Identification of a C-terminal binding site for G-protein beta gamma-subunits in phosducin-like protein

Phosducin-like protein (PhLP) has recently been identified as a ubiquitous inhibitor of G-protein beta gamma-subunit (G(beta gamma))-mediated signaling, with an affinity about 5-fold lower than that of phosducin. The G(beta gamma) binding site of phosducin has been suggested to be contained in its N-terminus, A region corresponding to this N-terminus is lacking in PhLP, suggesting that PhLP must utilize a different mode of G(beta gamma) binding, To map the G(beta gamma) binding site in PhLP, a series of deletion mutants were constructed, expressed in E. coli as glutathione S-transferase (GST) fusion proteins, and the purified fusion proteins were examined for their ability to attenuate G(o) GTPase activity.
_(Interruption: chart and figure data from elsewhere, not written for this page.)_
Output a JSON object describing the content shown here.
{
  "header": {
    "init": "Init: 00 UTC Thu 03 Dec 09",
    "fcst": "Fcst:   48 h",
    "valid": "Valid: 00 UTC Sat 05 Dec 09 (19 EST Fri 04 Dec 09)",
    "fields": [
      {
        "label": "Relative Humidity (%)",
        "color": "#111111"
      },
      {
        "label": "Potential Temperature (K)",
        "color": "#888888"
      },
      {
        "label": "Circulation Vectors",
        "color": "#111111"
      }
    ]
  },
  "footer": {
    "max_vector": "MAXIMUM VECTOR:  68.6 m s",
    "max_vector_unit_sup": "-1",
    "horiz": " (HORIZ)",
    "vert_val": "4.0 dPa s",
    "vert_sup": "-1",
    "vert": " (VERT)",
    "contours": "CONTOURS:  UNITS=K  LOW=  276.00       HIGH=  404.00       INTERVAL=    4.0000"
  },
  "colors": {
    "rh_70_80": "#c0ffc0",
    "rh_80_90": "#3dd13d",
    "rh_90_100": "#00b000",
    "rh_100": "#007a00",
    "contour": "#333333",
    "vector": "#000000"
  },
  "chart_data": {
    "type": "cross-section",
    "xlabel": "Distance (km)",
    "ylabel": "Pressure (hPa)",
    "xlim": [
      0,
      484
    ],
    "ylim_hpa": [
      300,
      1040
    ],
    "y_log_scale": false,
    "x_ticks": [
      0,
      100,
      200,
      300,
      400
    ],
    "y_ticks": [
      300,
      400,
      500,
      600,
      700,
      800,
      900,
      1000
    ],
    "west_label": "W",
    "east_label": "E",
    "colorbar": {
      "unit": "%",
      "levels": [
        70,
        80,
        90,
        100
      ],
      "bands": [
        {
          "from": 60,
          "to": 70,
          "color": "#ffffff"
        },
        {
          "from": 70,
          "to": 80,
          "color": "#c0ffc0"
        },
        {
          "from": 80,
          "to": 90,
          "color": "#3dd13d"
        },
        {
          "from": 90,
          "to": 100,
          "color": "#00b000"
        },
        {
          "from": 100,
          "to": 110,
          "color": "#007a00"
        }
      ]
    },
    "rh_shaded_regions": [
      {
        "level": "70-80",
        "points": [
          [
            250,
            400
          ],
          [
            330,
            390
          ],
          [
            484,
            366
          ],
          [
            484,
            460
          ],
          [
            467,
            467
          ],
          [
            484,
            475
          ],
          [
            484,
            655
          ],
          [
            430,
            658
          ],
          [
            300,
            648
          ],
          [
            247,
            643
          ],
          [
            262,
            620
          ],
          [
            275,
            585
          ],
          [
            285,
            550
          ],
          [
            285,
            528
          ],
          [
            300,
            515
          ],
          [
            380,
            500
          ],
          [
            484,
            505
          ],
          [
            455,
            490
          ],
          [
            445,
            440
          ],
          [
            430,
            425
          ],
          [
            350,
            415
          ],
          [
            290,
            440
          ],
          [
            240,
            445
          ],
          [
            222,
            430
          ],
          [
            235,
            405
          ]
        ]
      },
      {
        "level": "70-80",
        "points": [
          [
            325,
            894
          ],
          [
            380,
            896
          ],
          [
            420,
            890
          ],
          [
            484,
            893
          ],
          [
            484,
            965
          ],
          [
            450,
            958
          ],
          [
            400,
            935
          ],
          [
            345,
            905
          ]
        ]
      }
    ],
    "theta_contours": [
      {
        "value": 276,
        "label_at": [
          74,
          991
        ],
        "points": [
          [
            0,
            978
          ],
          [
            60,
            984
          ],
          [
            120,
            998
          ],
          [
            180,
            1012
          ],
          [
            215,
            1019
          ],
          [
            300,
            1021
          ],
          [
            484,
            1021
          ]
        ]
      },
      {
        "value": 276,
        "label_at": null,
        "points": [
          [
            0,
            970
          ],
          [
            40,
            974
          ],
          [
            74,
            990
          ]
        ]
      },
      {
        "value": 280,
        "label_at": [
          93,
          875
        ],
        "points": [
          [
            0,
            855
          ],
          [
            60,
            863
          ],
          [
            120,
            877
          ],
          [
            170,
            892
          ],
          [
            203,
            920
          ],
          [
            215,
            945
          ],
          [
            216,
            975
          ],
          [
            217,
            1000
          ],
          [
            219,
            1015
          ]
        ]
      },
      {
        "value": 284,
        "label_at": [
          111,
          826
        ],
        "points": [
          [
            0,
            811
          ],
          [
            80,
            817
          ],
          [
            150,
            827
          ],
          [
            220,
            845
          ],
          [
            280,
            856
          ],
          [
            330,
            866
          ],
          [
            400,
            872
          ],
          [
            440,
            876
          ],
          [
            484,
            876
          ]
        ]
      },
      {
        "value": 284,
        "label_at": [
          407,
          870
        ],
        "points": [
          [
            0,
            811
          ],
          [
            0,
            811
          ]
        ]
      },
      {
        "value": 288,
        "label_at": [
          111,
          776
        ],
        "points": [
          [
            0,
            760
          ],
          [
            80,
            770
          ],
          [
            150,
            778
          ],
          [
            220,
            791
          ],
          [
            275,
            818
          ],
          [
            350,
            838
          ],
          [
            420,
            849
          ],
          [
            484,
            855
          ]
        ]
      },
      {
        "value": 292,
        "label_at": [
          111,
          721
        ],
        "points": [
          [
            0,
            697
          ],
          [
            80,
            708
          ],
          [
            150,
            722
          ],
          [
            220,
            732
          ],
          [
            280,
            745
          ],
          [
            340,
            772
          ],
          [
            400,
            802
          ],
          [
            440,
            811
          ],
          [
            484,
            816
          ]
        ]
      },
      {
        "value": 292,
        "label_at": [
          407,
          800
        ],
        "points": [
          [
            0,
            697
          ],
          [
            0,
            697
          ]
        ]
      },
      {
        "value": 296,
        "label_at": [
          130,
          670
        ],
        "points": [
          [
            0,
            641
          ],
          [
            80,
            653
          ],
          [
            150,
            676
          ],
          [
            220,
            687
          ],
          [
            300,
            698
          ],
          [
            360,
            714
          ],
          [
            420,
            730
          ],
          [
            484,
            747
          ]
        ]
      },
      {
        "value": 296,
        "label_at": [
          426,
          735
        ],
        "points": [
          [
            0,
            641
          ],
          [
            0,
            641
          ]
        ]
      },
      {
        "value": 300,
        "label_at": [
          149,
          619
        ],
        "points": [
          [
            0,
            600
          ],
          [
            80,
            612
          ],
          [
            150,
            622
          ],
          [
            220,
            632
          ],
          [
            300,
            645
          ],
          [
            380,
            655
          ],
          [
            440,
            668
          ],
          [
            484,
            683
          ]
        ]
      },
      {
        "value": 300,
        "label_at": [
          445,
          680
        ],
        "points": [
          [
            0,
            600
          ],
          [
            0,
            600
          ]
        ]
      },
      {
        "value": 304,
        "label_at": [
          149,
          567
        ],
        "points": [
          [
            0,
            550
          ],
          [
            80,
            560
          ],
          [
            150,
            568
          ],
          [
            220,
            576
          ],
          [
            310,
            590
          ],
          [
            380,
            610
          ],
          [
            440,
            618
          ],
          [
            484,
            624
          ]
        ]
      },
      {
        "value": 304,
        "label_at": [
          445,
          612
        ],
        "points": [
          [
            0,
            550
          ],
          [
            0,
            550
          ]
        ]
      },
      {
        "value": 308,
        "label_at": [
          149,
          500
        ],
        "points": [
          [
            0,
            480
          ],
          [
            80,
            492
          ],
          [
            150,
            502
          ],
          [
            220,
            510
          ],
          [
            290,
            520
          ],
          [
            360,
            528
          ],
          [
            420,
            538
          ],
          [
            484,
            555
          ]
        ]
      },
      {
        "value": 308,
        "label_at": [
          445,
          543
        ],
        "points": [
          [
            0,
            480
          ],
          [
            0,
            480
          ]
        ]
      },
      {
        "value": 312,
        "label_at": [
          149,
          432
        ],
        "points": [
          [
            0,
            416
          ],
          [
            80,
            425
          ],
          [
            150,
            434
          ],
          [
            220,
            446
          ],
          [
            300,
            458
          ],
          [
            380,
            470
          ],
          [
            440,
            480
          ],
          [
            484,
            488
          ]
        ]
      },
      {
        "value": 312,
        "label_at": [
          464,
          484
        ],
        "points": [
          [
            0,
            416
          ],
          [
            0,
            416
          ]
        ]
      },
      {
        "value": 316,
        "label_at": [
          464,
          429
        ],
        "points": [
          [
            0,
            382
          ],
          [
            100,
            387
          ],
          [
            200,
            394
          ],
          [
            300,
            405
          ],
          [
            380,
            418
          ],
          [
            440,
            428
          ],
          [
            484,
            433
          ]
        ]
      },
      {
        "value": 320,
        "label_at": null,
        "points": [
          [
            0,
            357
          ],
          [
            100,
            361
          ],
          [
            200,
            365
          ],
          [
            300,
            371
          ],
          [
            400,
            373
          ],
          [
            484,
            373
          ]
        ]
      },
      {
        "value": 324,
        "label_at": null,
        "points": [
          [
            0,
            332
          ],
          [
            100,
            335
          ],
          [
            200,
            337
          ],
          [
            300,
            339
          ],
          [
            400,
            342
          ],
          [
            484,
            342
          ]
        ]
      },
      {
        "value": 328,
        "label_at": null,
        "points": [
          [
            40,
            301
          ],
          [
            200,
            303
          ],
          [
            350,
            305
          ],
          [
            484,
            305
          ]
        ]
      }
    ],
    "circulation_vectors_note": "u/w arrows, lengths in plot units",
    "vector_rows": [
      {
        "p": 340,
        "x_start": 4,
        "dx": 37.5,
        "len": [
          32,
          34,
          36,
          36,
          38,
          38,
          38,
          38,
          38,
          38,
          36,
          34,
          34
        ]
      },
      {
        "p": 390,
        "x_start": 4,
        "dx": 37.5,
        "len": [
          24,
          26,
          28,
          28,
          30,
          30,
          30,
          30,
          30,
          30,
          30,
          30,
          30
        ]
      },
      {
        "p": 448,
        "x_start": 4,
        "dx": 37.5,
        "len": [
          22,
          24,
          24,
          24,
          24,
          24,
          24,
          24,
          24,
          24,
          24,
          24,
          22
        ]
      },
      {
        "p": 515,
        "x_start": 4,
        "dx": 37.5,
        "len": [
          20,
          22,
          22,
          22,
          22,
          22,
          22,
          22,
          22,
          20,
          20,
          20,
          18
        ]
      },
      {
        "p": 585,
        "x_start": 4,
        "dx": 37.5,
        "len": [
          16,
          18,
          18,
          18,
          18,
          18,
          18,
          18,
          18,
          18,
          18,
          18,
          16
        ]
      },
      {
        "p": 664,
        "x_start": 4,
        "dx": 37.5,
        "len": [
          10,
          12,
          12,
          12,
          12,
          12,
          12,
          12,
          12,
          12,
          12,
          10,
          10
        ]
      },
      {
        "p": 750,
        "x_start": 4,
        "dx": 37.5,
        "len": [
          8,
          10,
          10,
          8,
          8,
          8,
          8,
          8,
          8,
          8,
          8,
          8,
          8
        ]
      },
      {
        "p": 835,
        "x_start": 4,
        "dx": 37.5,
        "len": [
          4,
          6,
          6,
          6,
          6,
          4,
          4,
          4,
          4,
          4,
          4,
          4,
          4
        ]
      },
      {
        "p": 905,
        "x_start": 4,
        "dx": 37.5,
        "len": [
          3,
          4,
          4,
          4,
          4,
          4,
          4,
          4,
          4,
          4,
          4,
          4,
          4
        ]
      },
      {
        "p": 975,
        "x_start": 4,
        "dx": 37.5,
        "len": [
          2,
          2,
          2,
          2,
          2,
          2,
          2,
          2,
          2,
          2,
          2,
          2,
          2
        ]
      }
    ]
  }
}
Progressive N-terminal truncations of PhLP caused only minor reductions in potency, whereas the complementary N-terminal PhLP fragments turned out to be inactive, We further identified a short C-terminal segment comprising residues 168 to 195 that inhibited G(o) GTPase activity similar in efficacy and potency to full-length PhLP, This C-terminal fragment was also capable of antagonizing a second G(beta gamma)-mediated function, the enhancement of rhodopsin phosphorylation by the beta-adrenergic receptor kinase. Taken together, these data indicate that PhLP interacts with G(beta gamma) via a short C-terminal binding site which is distinct from that identified previously in phosducin.